In a Feb. 27 letter to Thomas O Donnell, Gephardt s former chief of staff and executive vice president at his firm, Dickstein partner Robert Mangas says he and Hastert will be principally involved in the representation of Turkey. Mangas says in the letter that the firm will serve as Turkey s counsel, in connection with the extension and strengthening of the Turkish-American relationship in several areas, such as trade, energy security and counterterrorism efforts.
Also working with Hastert and Mangas on the contract at Dickstein are Allison Shulman, a legislative specialist at the firm, and former Sen. Tim Hutchinson (R-Ark.), according to Justice Department records.
One issue Hastert and others lobbying for Turkey will have to deal with this year is a congressional resolution that defines the killing of an estimated 1.5 million Armenians by Ottoman Turks in the early 1900s as genocide. The Turkish government opposes the resolution and has lobbied against it every time it has been introduced in Congress.
On the campaign trail last year, Barack Obama explicitly said the killing was genocide. But on a recent trip to Turkey, President Obama only said he stood by those prior statements. He did not use the word genocide, angering some Armenian-American activists.

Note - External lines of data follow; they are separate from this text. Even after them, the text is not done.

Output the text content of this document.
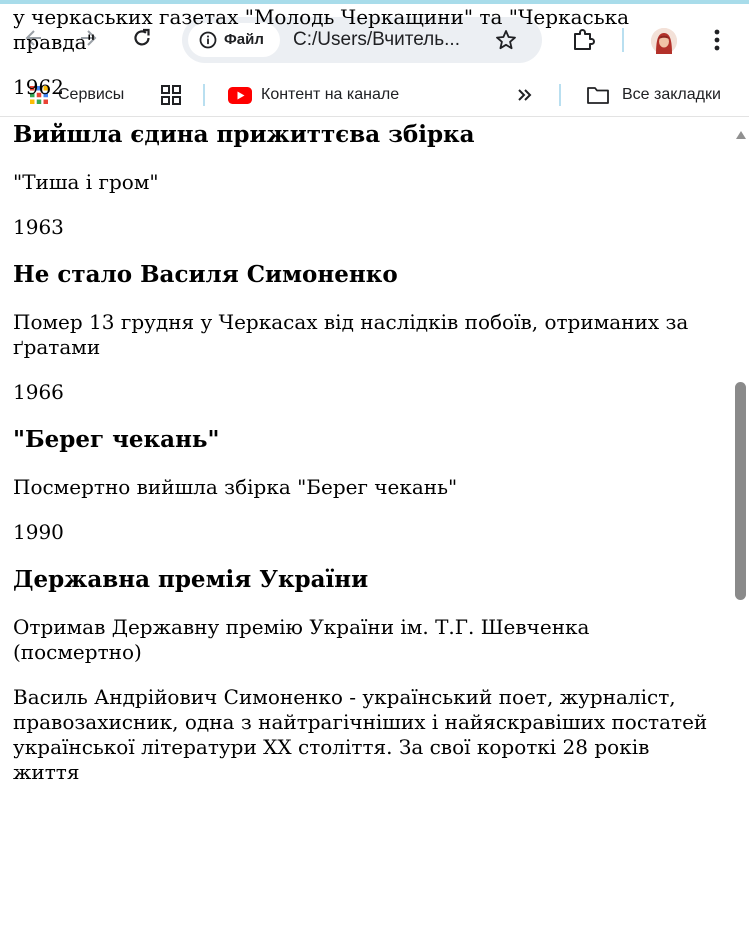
Файл C:/Users/Вчитель...
Сервисы	Контент на канале	Все закладки

у черкаських газетах "Молодь Черкащини" та "Черкаська правда"

1962

Вийшла єдина прижиттєва збірка

"Тиша і гром"

1963

Не стало Василя Симоненко

Помер 13 грудня у Черкасах від наслідків побоїв, отриманих за ґратами

1966

"Берег чекань"

Посмертно вийшла збірка "Берег чекань"

1990

Державна премія України

Отримав Державну премію України ім. Т.Г. Шевченка (посмертно)

Василь Андрійович Симоненко - український поет, журналіст, правозахисник, одна з найтрагічніших і найяскравіших постатей української літератури XX століття. За свої короткі 28 років життя
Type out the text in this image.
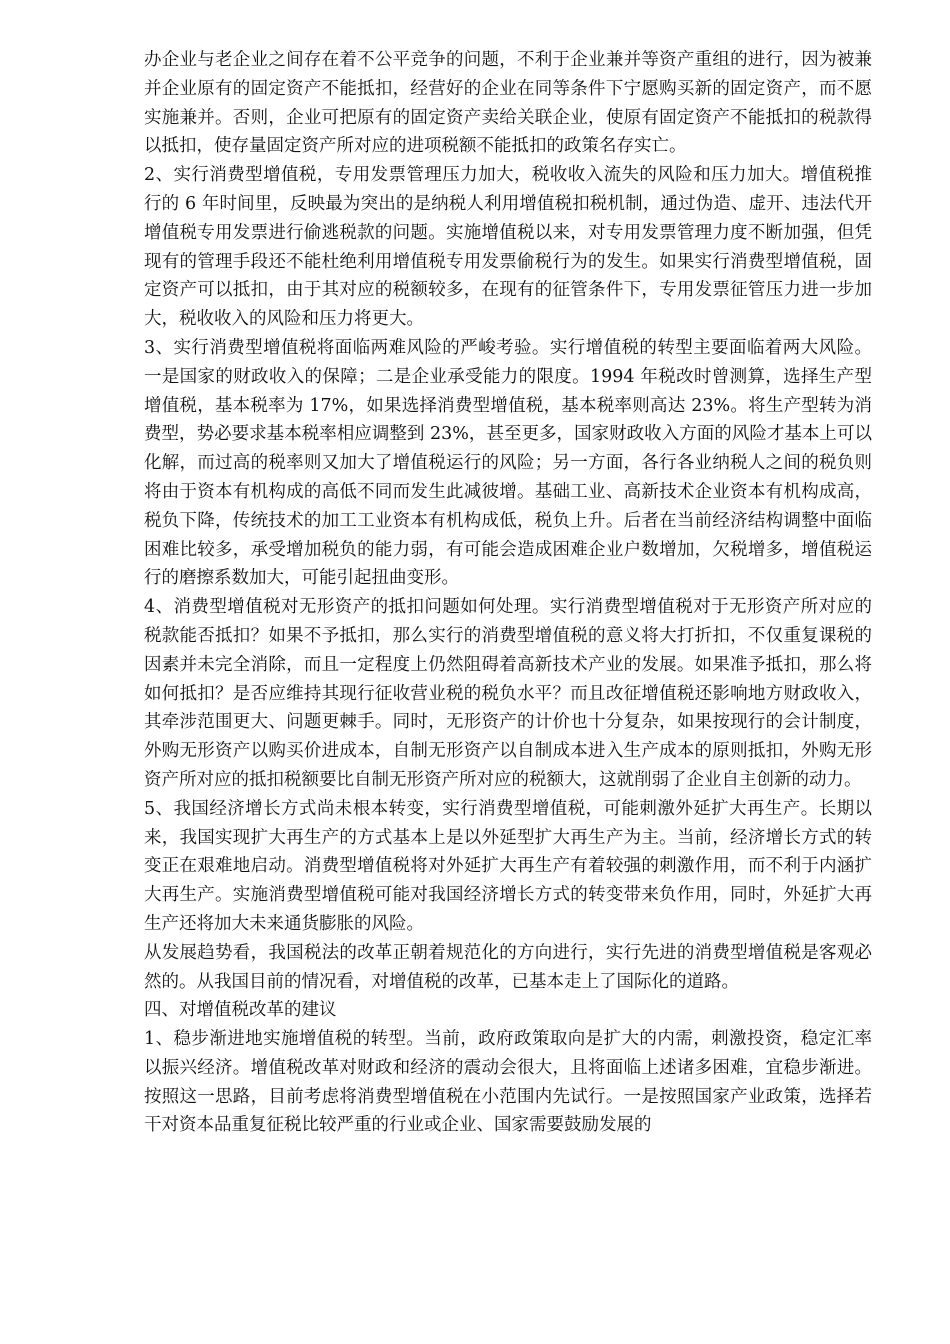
办企业与老企业之间存在着不公平竞争的问题，不利于企业兼并等资产重组的进行，因为被兼并企业原有的固定资产不能抵扣，经营好的企业在同等条件下宁愿购买新的固定资产，而不愿实施兼并。否则，企业可把原有的固定资产卖给关联企业，使原有固定资产不能抵扣的税款得以抵扣，使存量固定资产所对应的进项税额不能抵扣的政策名存实亡。

2、实行消费型增值税，专用发票管理压力加大，税收收入流失的风险和压力加大。增值税推行的 6 年时间里，反映最为突出的是纳税人利用增值税扣税机制，通过伪造、虚开、违法代开增值税专用发票进行偷逃税款的问题。实施增值税以来，对专用发票管理力度不断加强，但凭现有的管理手段还不能杜绝利用增值税专用发票偷税行为的发生。如果实行消费型增值税，固定资产可以抵扣，由于其对应的税额较多，在现有的征管条件下，专用发票征管压力进一步加大，税收收入的风险和压力将更大。

3、实行消费型增值税将面临两难风险的严峻考验。实行增值税的转型主要面临着两大风险。一是国家的财政收入的保障；二是企业承受能力的限度。1994 年税改时曾测算，选择生产型增值税，基本税率为 17%，如果选择消费型增值税，基本税率则高达 23%。将生产型转为消费型，势必要求基本税率相应调整到 23%，甚至更多，国家财政收入方面的风险才基本上可以化解，而过高的税率则又加大了增值税运行的风险；另一方面，各行各业纳税人之间的税负则将由于资本有机构成的高低不同而发生此减彼增。基础工业、高新技术企业资本有机构成高，税负下降，传统技术的加工工业资本有机构成低，税负上升。后者在当前经济结构调整中面临困难比较多，承受增加税负的能力弱，有可能会造成困难企业户数增加，欠税增多，增值税运行的磨擦系数加大，可能引起扭曲变形。

4、消费型增值税对无形资产的抵扣问题如何处理。实行消费型增值税对于无形资产所对应的税款能否抵扣？如果不予抵扣，那么实行的消费型增值税的意义将大打折扣，不仅重复课税的因素并未完全消除，而且一定程度上仍然阻碍着高新技术产业的发展。如果准予抵扣，那么将如何抵扣？是否应维持其现行征收营业税的税负水平？而且改征增值税还影响地方财政收入，其牵涉范围更大、问题更棘手。同时，无形资产的计价也十分复杂，如果按现行的会计制度，外购无形资产以购买价进成本，自制无形资产以自制成本进入生产成本的原则抵扣，外购无形资产所对应的抵扣税额要比自制无形资产所对应的税额大，这就削弱了企业自主创新的动力。

5、我国经济增长方式尚未根本转变，实行消费型增值税，可能刺激外延扩大再生产。长期以来，我国实现扩大再生产的方式基本上是以外延型扩大再生产为主。当前，经济增长方式的转变正在艰难地启动。消费型增值税将对外延扩大再生产有着较强的刺激作用，而不利于内涵扩大再生产。实施消费型增值税可能对我国经济增长方式的转变带来负作用，同时，外延扩大再生产还将加大未来通货膨胀的风险。

从发展趋势看，我国税法的改革正朝着规范化的方向进行，实行先进的消费型增值税是客观必然的。从我国目前的情况看，对增值税的改革，已基本走上了国际化的道路。

四、对增值税改革的建议

1、稳步渐进地实施增值税的转型。当前，政府政策取向是扩大的内需，刺激投资，稳定汇率以振兴经济。增值税改革对财政和经济的震动会很大，且将面临上述诸多困难，宜稳步渐进。按照这一思路，目前考虑将消费型增值税在小范围内先试行。一是按照国家产业政策，选择若干对资本品重复征税比较严重的行业或企业、国家需要鼓励发展的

This Congress, the resolution to recognize the massacre as genocide was introduced by Rep. Adam Schiff (D-Calif.). So far, the bill has attracted 93 co-sponsors.
In October 2007, the same resolution was passed out of the House Foreign Affairs Committee in a contentious vote. But House Speaker Nancy Pelosi (D-Calif.) did not end up allowing the bill to come to a vote as Turkish officials repeatedly said passing the resolution would threaten the nation’s alliance with the United States.
Hastert has also been involved in the debate over the genocide resolution. In 2000, the Illinois Republican, then House Speaker, took the measure off the voting schedule after being asked by President Bill Clinton to do so.